Predicting Genome-Wide Approximate Match Frequencies with Hit Frequency Vectors

Background: Estimating how many approximate matches a query sequence has in a genome is a fundamental task in bioinformatics, with applications including read mapping or genome mappability analysis. While exact string algorithms and specialized index data structures enable low-error matching, counting matches for short k-mers at high dissimilarity (small k/e ratio) becomes computationally intractable as the number of potential matches grow exponentially for Hamming distance, and even more so for other dissimilarity measures including edit distance. Results: We use machine learning to solve this algorithmic problem. Specifically, we propose deep learning models which in contrast to learned index approaches do not accelerate exact algorithms, but rather directly predict Hit Frequency Vectors (HFVs), which count approximate matches at increasing distance e = 1, 2, 3, . . .. The models are trained on HFVs which are computed using brute-force (for Hamming distance), respectively an efficient sampling approach followed by a search to account for undersampling close matches and correcting counts. Model training and inference are computationally efficient, and enable rapid genome-scale estimation of approximate match frequencies for short query sequences and small k/e. The models capture genome-wide match frequency distributions with high accuracy and allow fast batch prediction even in regimes where exhaustive computation is computationally infeasible for exact algorithms relying on seed-and-extend due to limited seed length leading to exponential effort. We provide loss functions and evaluation measures appropriate for histograms with bin count varying by several orders of magnitude. Conclusion: Our approach enables practical approximation of HFVs and can be easily extended to complex dissimilarities which are too computationally expensive to evaluate exhaustively across an entire genome.
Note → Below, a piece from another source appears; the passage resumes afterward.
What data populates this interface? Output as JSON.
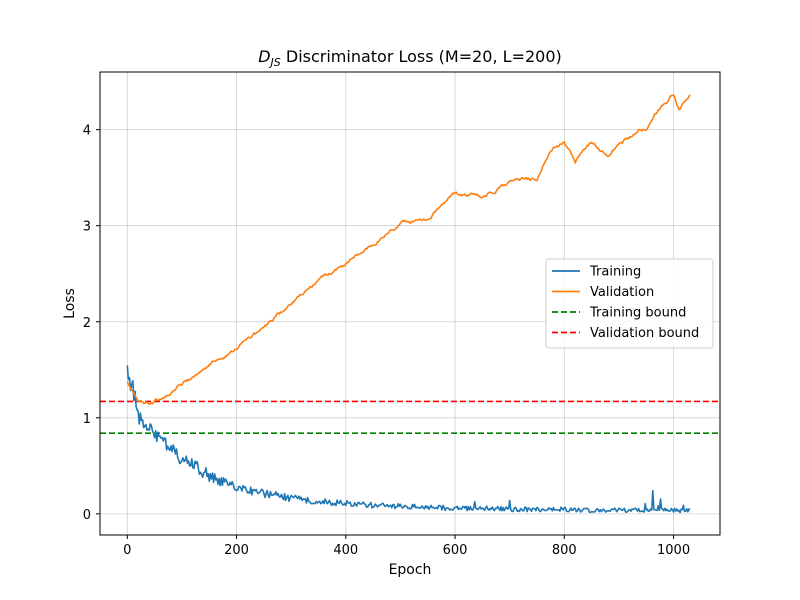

The combination of approximate HFV generation and predictive modeling extends the scope of sequence uniqueness analyses considerably. Our approach can trivially be extended to continuous dissimilarities like oligonucleotide binding affinity via appropriate binning for applications in DNA storage, target depletion, or oligonucleotide therapeutics. Lastly, we believe that our work can provide a blue-print for further applications in bioinformatics where straight-forward ML prediction—possibly followed by confirmation with exact algorithms—could have great utility.